One of the most crucial targets during the early stage of the postoperative rehabilitation was to minimize swelling and pain, thus elevation of the affected leg combined with non-steroidal anti-inflammatory drugs were recommended. When the pain and swelling subsided, the continuous passive motion (CPM) system was used for helping the knee joints to do extension and flexion exercises in all patients from day 3 postoperatively [2]. On day 7 post-operatively, the degree of knee flexion increased from 0°to 60°. Starting from the 2nd week, the frequency of the exercise was increased to 2 to 3 times a day, to achieve a 10°to 15°advance in the range of knee flexion every day.
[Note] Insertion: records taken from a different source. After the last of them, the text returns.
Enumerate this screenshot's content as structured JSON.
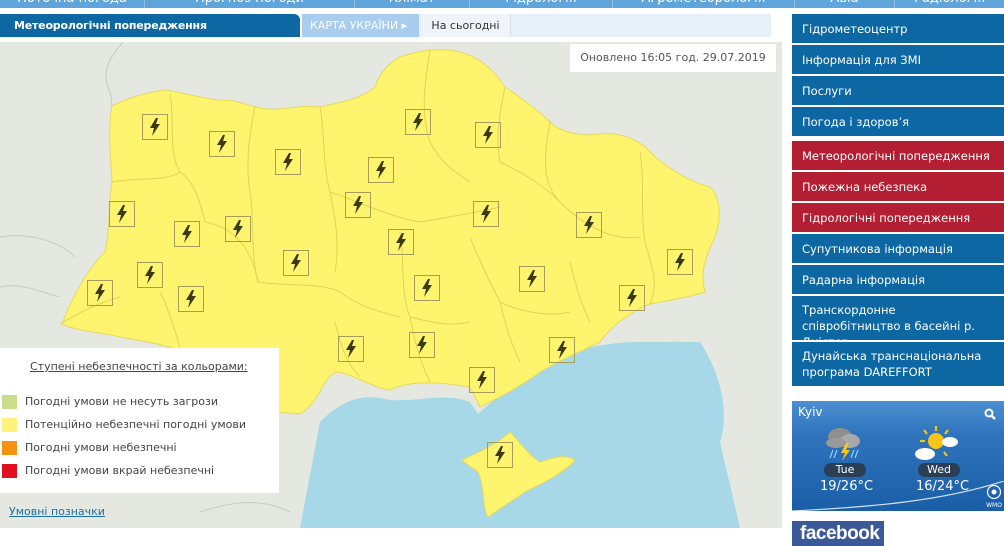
{
  "top_nav": {
    "items": [
      {
        "label": "Поточна погода"
      },
      {
        "label": "Прогноз погоди"
      },
      {
        "label": "Клімат"
      },
      {
        "label": "Гідрологія"
      },
      {
        "label": "Агрометеорологія"
      },
      {
        "label": "Авіа"
      },
      {
        "label": "Радіологія"
      }
    ]
  },
  "header": {
    "title": "Метеорологічні попередження",
    "tabs": [
      {
        "label": "КАРТА УКРАЇНИ ▸",
        "active": true
      },
      {
        "label": "На сьогодні",
        "active": false
      }
    ]
  },
  "map": {
    "updated": "Оновлено 16:05 год. 29.07.2019",
    "region_fill": "#fff46e",
    "sea_color": "#a7d8e8",
    "land_other_color": "#e4e8e1",
    "warning_type": "thunderstorm",
    "warning_icon": "lightning-bolt-icon",
    "warning_count": 26
  },
  "legend": {
    "title": "Ступені небезпечності за кольорами:",
    "items": [
      {
        "label": "Погодні умови не несуть загрози",
        "color": "#c9dd8a"
      },
      {
        "label": "Потенційно небезпечні погодні умови",
        "color": "#fff27a"
      },
      {
        "label": "Погодні умови небезпечні",
        "color": "#f5920f"
      },
      {
        "label": "Погодні умови вкрай небезпечні",
        "color": "#e0101e"
      }
    ],
    "link": "Умовні позначки"
  },
  "sidebar": {
    "items": [
      {
        "label": "Гідрометеоцентр",
        "color": "blue"
      },
      {
        "label": "Інформація для ЗМІ",
        "color": "blue"
      },
      {
        "label": "Послуги",
        "color": "blue"
      },
      {
        "label": "Погода і здоров’я",
        "color": "blue"
      },
      {
        "label": "Метеорологічні попередження",
        "color": "red"
      },
      {
        "label": "Пожежна небезпека",
        "color": "red"
      },
      {
        "label": "Гідрологічні попередження",
        "color": "red"
      },
      {
        "label": "Супутникова інформація",
        "color": "blue"
      },
      {
        "label": "Радарна інформація",
        "color": "blue"
      },
      {
        "label": "Транскордонне співробітництво в басейні р. Дністер",
        "color": "blue"
      },
      {
        "label": "Дунайська транснаціональна програма DAREFFORT",
        "color": "blue"
      }
    ]
  },
  "weather_widget": {
    "city": "Kyiv",
    "days": [
      {
        "day": "Tue",
        "temp": "19/26°C",
        "icon": "thunderstorm-rain-icon"
      },
      {
        "day": "Wed",
        "temp": "16/24°C",
        "icon": "partly-sunny-icon"
      }
    ],
    "badge": "WMO"
  },
  "facebook": {
    "label": "facebook"
  }
}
By the end of week 3 post-operatively, patients were encouraged to reach a milestone of between 100°to 130°of flexion. In the fourth week, patients were allowed to perform a full range of motion for 30 to 40mins 2 to 3 times a day. During weeks 6 to 8 after surgery, patients began practicing walking without bearing weights using crutches, which is followed by partial weight-bearing walks at around week 10. For patients who had been discharged, the weight born was gradually increased following the guidance of the clinician given through telerahabilitation. Full weight-bearing walks were allowed once signs of bone reunion were detected on radiographs from weeks 14 to 28 postoperatively.
After being discharged, patient follow-up was carried out every month for the first 3 months using X-ray or CT imaging, then every 3 months in the following 9 months, and finally at the 12th and 24th months.